I am not sure if this is a simple proof, as it requires much other stuff (Hoffman's bound, known eigenvalues), but it works nicely.
A: An alternative proof uses the Kruskal-Katona theorem (and is a slight modification of Daykin's beautiful proof of the Erdős-Ko-Rado theorem).
Let $C = \{ [n] \setminus a : a \in A \} \subseteq [n]^{(n-r)}$ be the family of complements of sets in $A$.  Let $\partial_r C = \cup_{c \in C} \; c^{(r)}$ be the $r$-uniform shadow of $C$; that is, all $r$-sets in $[n]$ contained in some $c \in C$.
Since $|C| = |A| > \binom{n-1}{r-1} = \binom{n-1}{n-r}$, the Kruskal-Katona theorem (which lower bounds the size of a shadow) implies $|\partial_r C| > \binom{n-1}{r}$.

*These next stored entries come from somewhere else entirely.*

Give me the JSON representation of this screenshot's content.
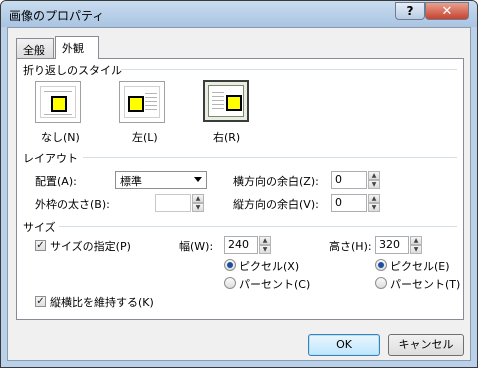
{
  "window": {
    "title": "画像のプロパティ",
    "help": "?",
    "close": "✕"
  },
  "tabs": [
    "全般",
    "外観"
  ],
  "wrap": {
    "title": "折り返しのスタイル",
    "options": [
      "なし(N)",
      "左(L)",
      "右(R)"
    ],
    "selected": "右(R)"
  },
  "layout": {
    "title": "レイアウト",
    "align_label": "配置(A):",
    "align_value": "標準",
    "border_label": "外枠の太さ(B):",
    "border_value": "",
    "hmargin_label": "横方向の余白(Z):",
    "hmargin_value": "0",
    "vmargin_label": "縦方向の余白(V):",
    "vmargin_value": "0"
  },
  "size": {
    "title": "サイズ",
    "specify_label": "サイズの指定(P)",
    "specify_checked": true,
    "width_label": "幅(W):",
    "width_value": "240",
    "height_label": "高さ(H):",
    "height_value": "320",
    "w_pixel": "ピクセル(X)",
    "w_percent": "パーセント(C)",
    "h_pixel": "ピクセル(E)",
    "h_percent": "パーセント(T)",
    "aspect_label": "縦横比を維持する(K)",
    "aspect_checked": true,
    "check_mark": "✓"
  },
  "buttons": {
    "ok": "OK",
    "cancel": "キャンセル"
  },
  "spin_glyphs": {
    "up": "▲",
    "down": "▼"
  }
}
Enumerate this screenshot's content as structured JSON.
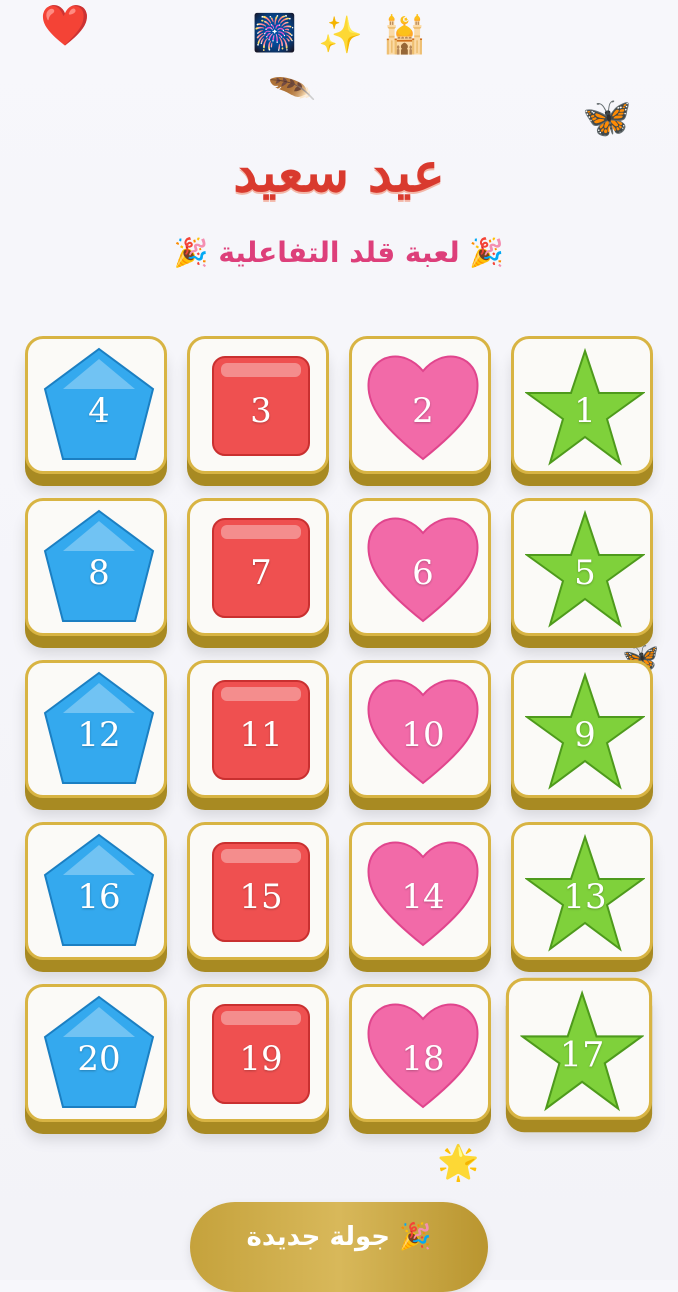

Now we have $B,\partial_r C \subseteq [n]^{(r)}$ with $|B| + |\partial_r C| > \binom{n-1}{r-1} + \binom{n-1}{r} = \binom{n}{r} = |[n]^{(r)}|$, and hence $B \cap \partial_r C \neq \emptyset$.  That is, there is some $b \in B$ and $c \in C$ such that $b \subseteq c$.  However, since $c = [n] \setminus a$ for some $a \in A$, it follows that $b \cap a = \emptyset$, giving the desired disjoint pair.